I remember distinctly when I wrote my first novel, Beneath the Mimosa Tree, and I read a passage back to my husband. I was writing from a 32-year-old man’s point of view, and I needed to know if Michael would say what I had written. I read the passage aloud to my husband, and when I was done, I stopped.
“Is that what Michael would say?” I asked my husband.
“No,” he said. “Michael would not say that.”
“What would he say, then?” I asked my husband, seeking help with the paragraph, especially because my husband happens to be A MAN.
“I don’t know,” he said, “but he wouldn’t say that.”
I reworked that paragraph at least ten times until finally, I read it aloud once more, and my husband said, “That’s it. That’s what Michael would say.”
And that, my friends, is why you seek input from others and why it takes time to write something vivid, meaningful, and realistic.

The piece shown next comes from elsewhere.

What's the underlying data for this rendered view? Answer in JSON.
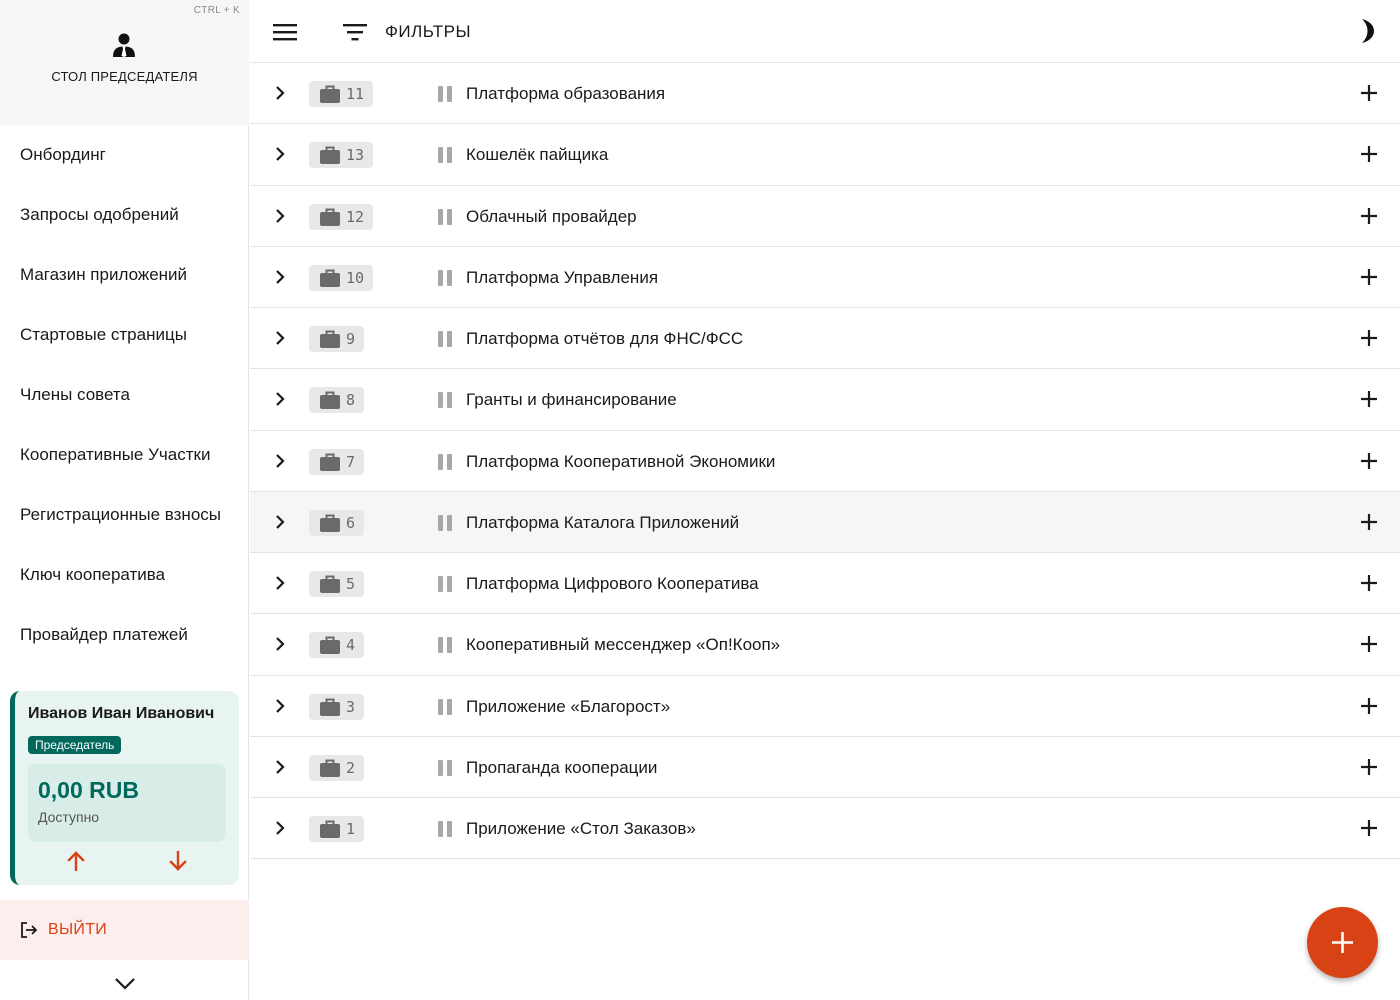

I’m currently reading The Help and enjoying Kathryn Stockett’s use of dialogue to paint a picture of her characters. Some of Stockett’s characters have a dialect and use slang and incorrect grammar; if she didn’t write them this way, they wouldn’t be authentic. So how can writers get inside their characters’ heads to make them realistic? One way is to use your ears. Listen to how people talk and the way they interact with each other. Studying people is a fascinating business.
A showcase example of effective dialogue is Ernest Hemingway’s short story Hills Like White Elephants. Told primarily in dialogue format, it’s absolutely brilliant and is my favorite Hemingway piece. Within these pages, a conversation takes place between a man and a woman; a clear conflict is at the heart of the conversation, though Hemingway very cleverly insinuates the crux of the problem without coming right out and telling readers. This omission of details causes readers to have to read between the lines and guess at the conundrum that lies between the two main characters. But it’s worth it—reading it is like eavesdropping on a conversation and trying to decipher its intimate codes (and as someone who loves to study people and get character ideas, it’s pure delight!)
Admittedly, I’ve used conversations and dialogue that I’ve overheard, or perhaps even were related to me by someone else in my own writing. It’s that desire to take reality and turn it into fiction that intrigues me and makes me want to create memorable fictional characters (kind of like reality television, but only more genuine). It isn’t easy. But the ability to write strong dialogue makes those characters believable.
If you haven’t read Hemingway’s short story, treat yourself to tremendous dialogue and crafty writing that makes you wonder and ponder this scene. There’s a reason he’s legendary.